[Resolved] GPU on Fluent

Daveo643 · February 16, 2015, 16:23

For context, for nearly two years I've been trying to figure out whether Fluent can exploit a GPU to speed up CFD calculations. More specifically, there are literature of "officially supported" GPU cards since V14.5; what I wanted to know is whether GPUs not specifically on the list would also work. When I first sought out an answer to this question, I was on V14.5 and made a move to V15. Just recently V16 has been released and via a training course I got to use it.

I can verify that V16 DOES make use of my GPU, an Nvidia GTX580M (GF114M) on my Alienware M17X-R3 (Core-i7 2760QM, 16GB RAM).

For reference, here are some past threads discussing this subject:
http://www.cfd-online.com/Forums/flu...nt-14-5-a.html
http://www.cfd-online.com/Forums/flu...15-0-gpus.html
http://www.cfd-online.com/Forums/flu...-gpu-mode.html
http://www.cfd-online.com/Forums/flu...nt-14-5-a.html

The catch is, to exploit the CPU, you MUST use the pressure-based Coupled pressure-velocity solver.
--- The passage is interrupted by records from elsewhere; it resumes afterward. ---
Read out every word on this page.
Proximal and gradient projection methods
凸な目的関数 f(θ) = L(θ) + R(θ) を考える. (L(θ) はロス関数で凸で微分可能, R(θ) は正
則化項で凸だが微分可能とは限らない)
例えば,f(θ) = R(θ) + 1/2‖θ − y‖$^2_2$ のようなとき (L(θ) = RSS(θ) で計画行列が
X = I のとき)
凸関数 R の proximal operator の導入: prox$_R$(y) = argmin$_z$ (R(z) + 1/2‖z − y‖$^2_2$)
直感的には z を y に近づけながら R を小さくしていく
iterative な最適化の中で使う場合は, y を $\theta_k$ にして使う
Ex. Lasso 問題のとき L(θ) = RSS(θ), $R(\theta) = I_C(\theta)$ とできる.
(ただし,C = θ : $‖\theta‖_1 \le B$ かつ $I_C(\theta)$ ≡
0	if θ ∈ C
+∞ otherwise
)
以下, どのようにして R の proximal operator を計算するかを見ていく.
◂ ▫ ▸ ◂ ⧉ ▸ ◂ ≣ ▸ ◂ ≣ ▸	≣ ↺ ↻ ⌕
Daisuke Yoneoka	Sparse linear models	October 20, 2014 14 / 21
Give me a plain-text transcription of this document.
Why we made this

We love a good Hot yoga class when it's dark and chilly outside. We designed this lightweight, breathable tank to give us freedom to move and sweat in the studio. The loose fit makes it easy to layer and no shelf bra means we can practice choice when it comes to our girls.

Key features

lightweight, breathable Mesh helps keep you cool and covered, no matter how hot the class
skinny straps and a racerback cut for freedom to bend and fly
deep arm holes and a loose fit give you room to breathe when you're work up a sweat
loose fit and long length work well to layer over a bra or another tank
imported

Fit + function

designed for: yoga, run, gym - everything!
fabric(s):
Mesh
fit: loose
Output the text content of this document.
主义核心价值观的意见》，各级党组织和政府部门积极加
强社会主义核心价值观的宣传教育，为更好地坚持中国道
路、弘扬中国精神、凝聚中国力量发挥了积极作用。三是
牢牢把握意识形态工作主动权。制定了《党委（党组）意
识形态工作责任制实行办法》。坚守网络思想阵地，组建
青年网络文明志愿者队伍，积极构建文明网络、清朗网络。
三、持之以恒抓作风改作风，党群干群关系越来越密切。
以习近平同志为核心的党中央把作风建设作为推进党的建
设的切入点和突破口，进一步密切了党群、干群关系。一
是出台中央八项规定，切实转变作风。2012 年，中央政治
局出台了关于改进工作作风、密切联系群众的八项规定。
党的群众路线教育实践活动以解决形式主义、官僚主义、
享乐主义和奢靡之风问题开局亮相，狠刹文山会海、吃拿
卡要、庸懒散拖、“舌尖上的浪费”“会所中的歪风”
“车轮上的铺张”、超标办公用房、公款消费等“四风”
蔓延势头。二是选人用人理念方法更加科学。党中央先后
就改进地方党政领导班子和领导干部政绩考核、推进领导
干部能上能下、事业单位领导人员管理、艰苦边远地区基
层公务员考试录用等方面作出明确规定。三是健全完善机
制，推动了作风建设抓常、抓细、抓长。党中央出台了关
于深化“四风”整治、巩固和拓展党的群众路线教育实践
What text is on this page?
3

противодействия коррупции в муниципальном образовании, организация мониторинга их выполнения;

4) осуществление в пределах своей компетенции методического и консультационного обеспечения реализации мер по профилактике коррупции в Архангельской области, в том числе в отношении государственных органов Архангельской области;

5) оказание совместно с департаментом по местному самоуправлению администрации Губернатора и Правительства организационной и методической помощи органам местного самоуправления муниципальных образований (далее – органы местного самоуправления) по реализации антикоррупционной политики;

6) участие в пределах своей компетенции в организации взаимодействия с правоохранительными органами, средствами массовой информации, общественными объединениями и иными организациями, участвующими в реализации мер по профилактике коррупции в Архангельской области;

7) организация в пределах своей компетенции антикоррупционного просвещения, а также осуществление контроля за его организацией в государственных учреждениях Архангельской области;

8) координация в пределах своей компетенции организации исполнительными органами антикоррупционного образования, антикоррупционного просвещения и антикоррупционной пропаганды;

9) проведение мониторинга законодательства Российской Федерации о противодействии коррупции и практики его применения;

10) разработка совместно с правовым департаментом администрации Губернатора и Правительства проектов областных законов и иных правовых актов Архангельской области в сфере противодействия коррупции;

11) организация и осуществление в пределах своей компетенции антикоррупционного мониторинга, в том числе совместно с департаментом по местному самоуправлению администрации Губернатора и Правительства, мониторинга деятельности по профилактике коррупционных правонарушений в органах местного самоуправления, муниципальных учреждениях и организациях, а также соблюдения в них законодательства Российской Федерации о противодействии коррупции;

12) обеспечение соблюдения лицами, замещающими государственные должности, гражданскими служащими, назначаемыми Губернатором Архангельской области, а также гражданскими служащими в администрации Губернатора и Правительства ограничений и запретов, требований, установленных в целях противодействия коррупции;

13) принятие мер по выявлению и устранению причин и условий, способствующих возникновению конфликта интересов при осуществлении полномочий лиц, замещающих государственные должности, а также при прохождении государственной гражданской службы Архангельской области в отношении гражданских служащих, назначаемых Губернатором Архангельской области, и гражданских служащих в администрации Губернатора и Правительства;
Using the Simple coupling will not work. I have neither tried other pressure-velocity coupling methods, nor have I tried any of the density-based solvers.

Unfortunately, with this combination, the solving times with the GPU enabled are actually HIGHER than without in every investigated case - disappointing indeed. I suspect that the old GPU architecture and slow transfers between the CPU and GPU -- my laptop uses a PCIe v2.0 x16 (5.0 Gb/s) connection -- might be the culprit.

The following are results from running /parallel/timer/usage to perform 50 iterations of a single timestep in a transient internal combustion engine model with realizable k-epsilon. Some details of the model used is below and can additionally be seen in the screenshots.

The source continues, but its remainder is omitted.